En Amérique-du-Sud de 1930 à 1970

Les pays du Cône sud de l’Amérique n’ont pas pu échapper aux tendances populistes dominantes en Europe durant la première moitié du XXe siècle. La politisation et la militarisation de l’enfance et de l’adolescence, menées par les Jeunesses hitlériennes en Allemagne, l’Opération nationale Balilla en Italie et le Front de la jeunesse en Espagne, se sont révélées très efficaces pour capter la volonté des enfants et des jeunes. Sans aucun doute, grâce à des pratiques redoutables d’endoctrinement, ils ont acquis très tôt un engagement envers le patriotisme et les idéaux autoritaires.

Le jouet au service de l’idéologie
Ces expériences ont inspiré divers régimes gouvernementaux et organisations politiques en Argentine, au Brésil et au Chili, qui, entre les années 1930 et 1970, ont reproduit certaines méthodes expérimentées en Europe pour manipuler la pensée et les habitudes des jeunes, dans le but de les rendre compatibles avec leurs programmes politiques. Le culte de l’idéologie et de la personnalité de plusieurs dirigeants sud-américains était représenté dans les miniatures quelque peu caricaturales que les enfants incorporaient dans leurs jeux, ainsi que dans les livres scolaires et les magazines pour la jeunesse.

En Argentine, la propagande du couple Perón
Le cas le plus significatif de politisation de l’enfance s’est produit en Argentine, sous la présidence de Juan Domingo Perón (1946-1955). Son épouse, Eva Perón, a créé la Fondation qui porte son nom et a distribué gratuitement des jouets aux enfants de familles à faibles revenus.
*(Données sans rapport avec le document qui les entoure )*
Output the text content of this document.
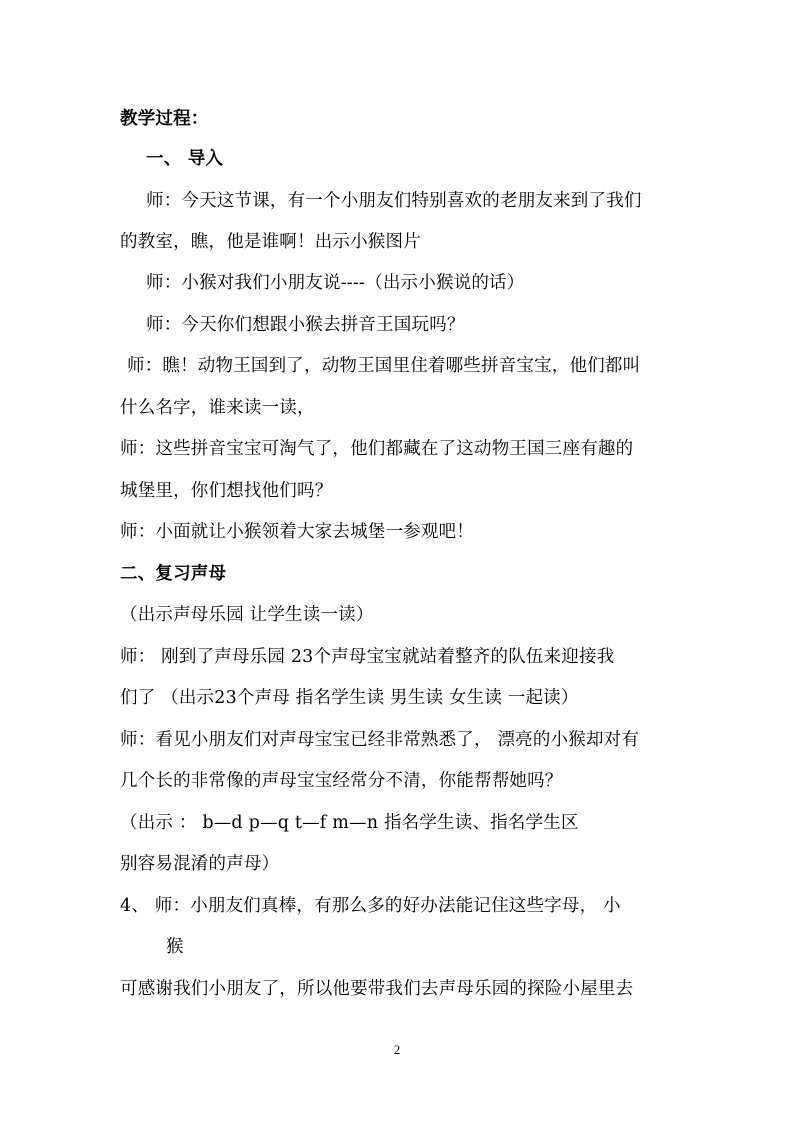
教学过程：
一、 导入
师：今天这节课，有一个小朋友们特别喜欢的老朋友来到了我们
的教室，瞧，他是谁啊！出示小猴图片
师：小猴对我们小朋友说----（出示小猴说的话）
师：今天你们想跟小猴去拼音王国玩吗？
师：瞧！动物王国到了，动物王国里住着哪些拼音宝宝，他们都叫
什么名字，谁来读一读，
师：这些拼音宝宝可淘气了，他们都藏在了这动物王国三座有趣的
城堡里，你们想找他们吗？
师：小面就让小猴领着大家去城堡一参观吧！
二、复习声母
（出示声母乐园 让学生读一读）
师： 刚到了声母乐园 23个声母宝宝就站着整齐的队伍来迎接我
们了 （出示23个声母 指名学生读 男生读 女生读 一起读）
师：看见小朋友们对声母宝宝已经非常熟悉了， 漂亮的小猴却对有
几个长的非常像的声母宝宝经常分不清，你能帮帮她吗？
（出示 ： b—d p—q t—f m—n 指名学生读、指名学生区
别容易混淆的声母）
4、 师：小朋友们真棒，有那么多的好办法能记住这些字母， 小
猴
可感谢我们小朋友了，所以他要带我们去声母乐园的探险小屋里去
2
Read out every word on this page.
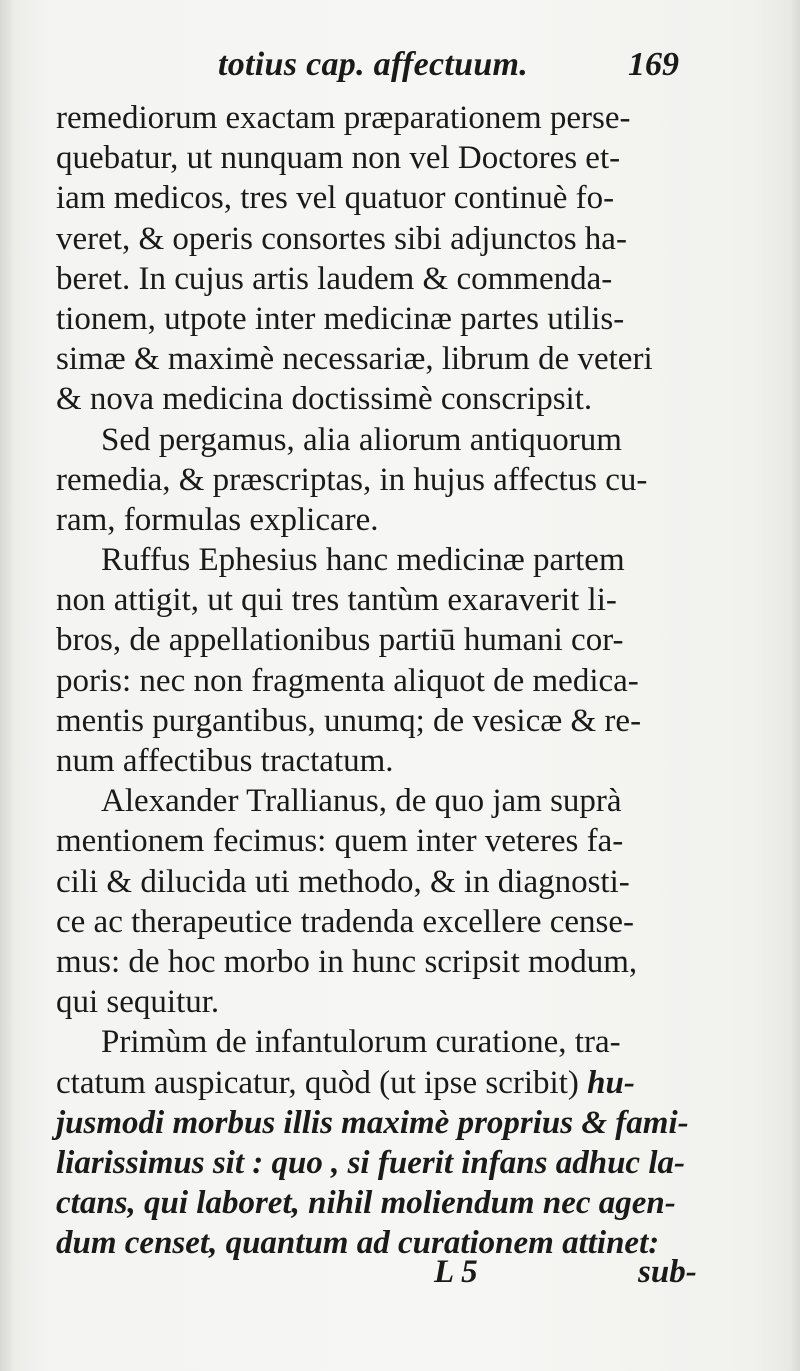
totius cap. affectuum.	169
remediorum exactam præparationem perse-
quebatur, ut nunquam non vel Doctores et-
iam medicos, tres vel quatuor continuè fo-
veret, & operis consortes sibi adjunctos ha-
beret. In cujus artis laudem & commenda-
tionem, utpote inter medicinæ partes utilis-
simæ & maximè necessariæ, librum de veteri
& nova medicina doctissimè conscripsit.
Sed pergamus, alia aliorum antiquorum
remedia, & præscriptas, in hujus affectus cu-
ram, formulas explicare.
Ruffus Ephesius hanc medicinæ partem
non attigit, ut qui tres tantùm exaraverit li-
bros, de appellationibus partiū humani cor-
poris: nec non fragmenta aliquot de medica-
mentis purgantibus, unumq; de vesicæ & re-
num affectibus tractatum.
Alexander Trallianus, de quo jam suprà
mentionem fecimus: quem inter veteres fa-
cili & dilucida uti methodo, & in diagnosti-
ce ac therapeutice tradenda excellere cense-
mus: de hoc morbo in hunc scripsit modum,
qui sequitur.
Primùm de infantulorum curatione, tra-
ctatum auspicatur, quòd (ut ipse scribit) hu-
jusmodi morbus illis maximè proprius & fami-
liarissimus sit : quo , si fuerit infans adhuc la-
ctans, qui laboret, nihil moliendum nec agen-
dum censet, quantum ad curationem attinet:
L 5	sub-
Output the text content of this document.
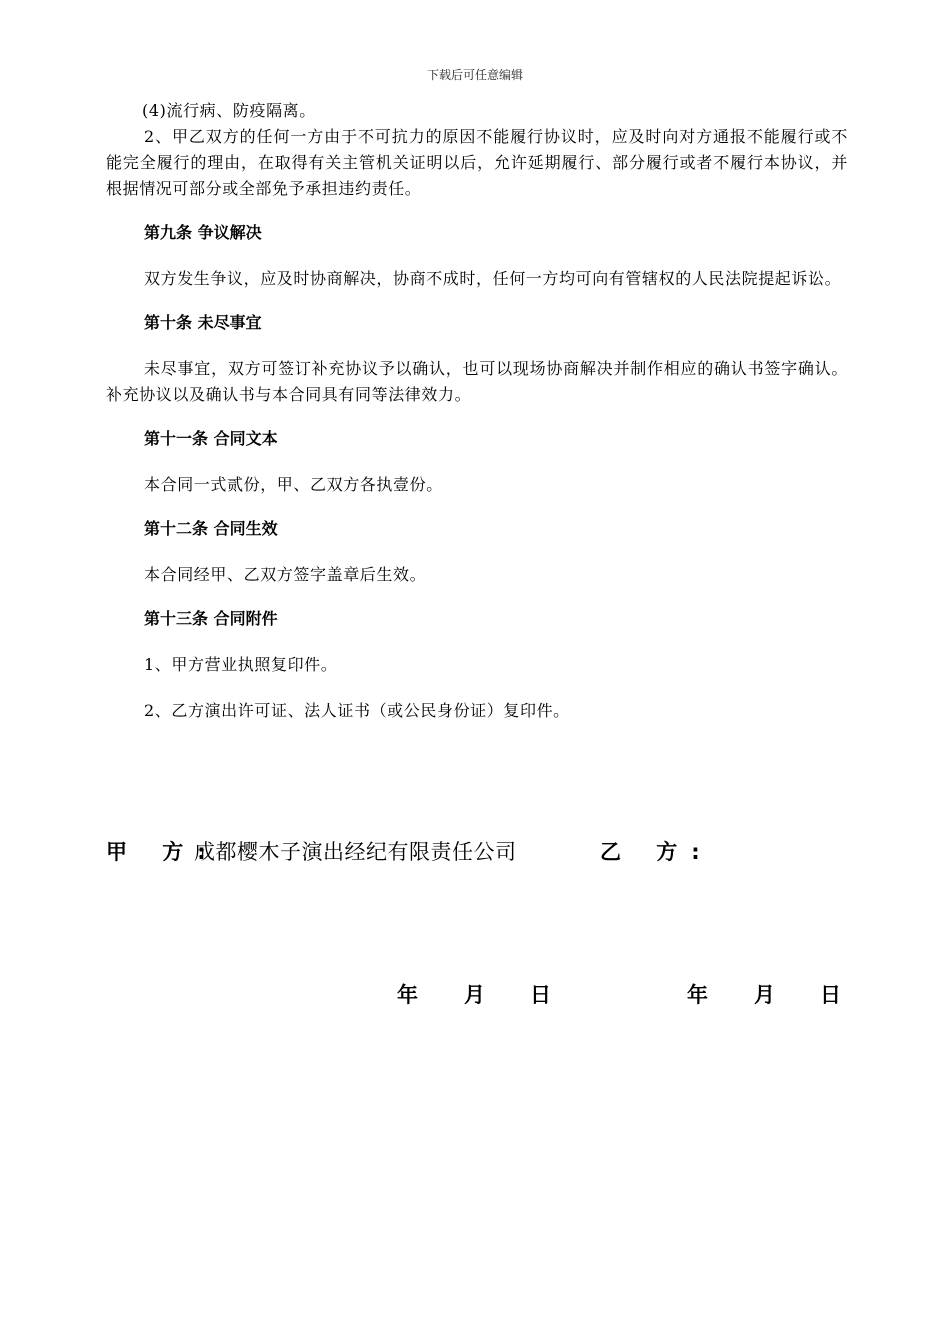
下载后可任意编辑

(4)流行病、防疫隔离。

2、甲乙双方的任何一方由于不可抗力的原因不能履行协议时，应及时向对方通报不能履行或不能完全履行的理由，在取得有关主管机关证明以后，允许延期履行、部分履行或者不履行本协议，并根据情况可部分或全部免予承担违约责任。

第九条 争议解决

双方发生争议，应及时协商解决，协商不成时，任何一方均可向有管辖权的人民法院提起诉讼。

第十条 未尽事宜

未尽事宜，双方可签订补充协议予以确认，也可以现场协商解决并制作相应的确认书签字确认。补充协议以及确认书与本合同具有同等法律效力。

第十一条 合同文本

本合同一式贰份，甲、乙双方各执壹份。

第十二条 合同生效

本合同经甲、乙双方签字盖章后生效。

第十三条 合同附件

1、甲方营业执照复印件。

2、乙方演出许可证、法人证书（或公民身份证）复印件。

甲 方:
成都樱木子演出经纪有限责任公司	乙 方:
年 月 日	年 月 日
Cette œuvre de charité n’était pas exempte de l’usage et de l’abus de la propagande politique, en plaçant des timbres et des cartes postales avec les portraits du président et de son épouse sur les jouets et en imprimant clairement les noms « Perón-Evita » sur les sacs qui les contenaient.

Parmi l’ensemble varié de la liturgie péroniste, les différentes figurines du général Perón monté sur son cheval tacheté, offertes par la Fondation, cohabitaient avec les petits soldats. Défilés militaires à échelle réduite que les enfants présentaient dans leurs salons.


D’autre part, alors que Perón faisait la promotion des industries automobile et aéronautique argentines, un fabricant non identifié produisit un jouet en composition représentant le modèle décapotable de la voiture Justicialista (péroniste), avec le président au volant et l’inscription Perón Cumple (Perón tient [ses promesses) sur les côtés.



De même, en 1953, la firme Trovador présente une maquette du Douglas DC-6 de la toute nouvelle compagnie Aerolíneas Argentinas, baptisée « Presidente Perón ».

Au Chili, milice et junte militaires
Au Chili, l’exemple le plus ancien de jouet lié à la politique est celui des soldats de la Milice républicaine. Cette organisation paramilitaire chilienne, qui comptait plus de cinquante mille membres entre 1932 et 1936, s’opposa au retour de l’armée en politique en réponse au coup d’État et à la formation ultérieure de la République socialiste du Chili en 1932. Ces figurines plates en bois étaient vendues au siège de la Milice républicaine à Santiago du Chili.

Vingt ans plus tard, lors de sa deuxième présidence (1952-1958), le général Carlos Ibáñez del Campo devint lui aussi un jouet, chevauchant son cheval en bois articulé.


Ce fut ensuite le tour de la Junte militaire du gouvernement (1973-1990), organisation présidée par le général Augusto Pinochet, qui apparut représentée dans des miniatures en plomb produites à partir du même moule, mais décorées des différents uniformes des militaires chiliens qui la composaient.


Au Brésil, l’instabilité du culbuto
Le Brésil n’a pas fait exception. Getúlio Vargas, qui avait gouverné le pays légitimement entre 1930 et 1937, puis de facto de 1937 à 1945, a utilisé un jouet symbolique pendant la campagne politique pour accéder à son deuxième mandat présidentiel (1951-1954). Il s’agissait d’un João Bobo (culbuto ou ramponeau en français), avec l’inscription Ele voltará sempre em pé (“Il reviendra toujours debout”), associant son retour à la présidence du Brésil au nom en portugais de ce type de jouet (sempre-em-pé). Cependant, la fin de Vargas n’a pas été vraiment « debout », car il s’est suicidé avant la fin de son mandat.


Étonnamment, dans certains de ces pays, l’empreinte de l’endoctrinement des enfances passées demeure, non seulement chez les adultes plus âgés survivants, mais aussi chez les jeunes générations.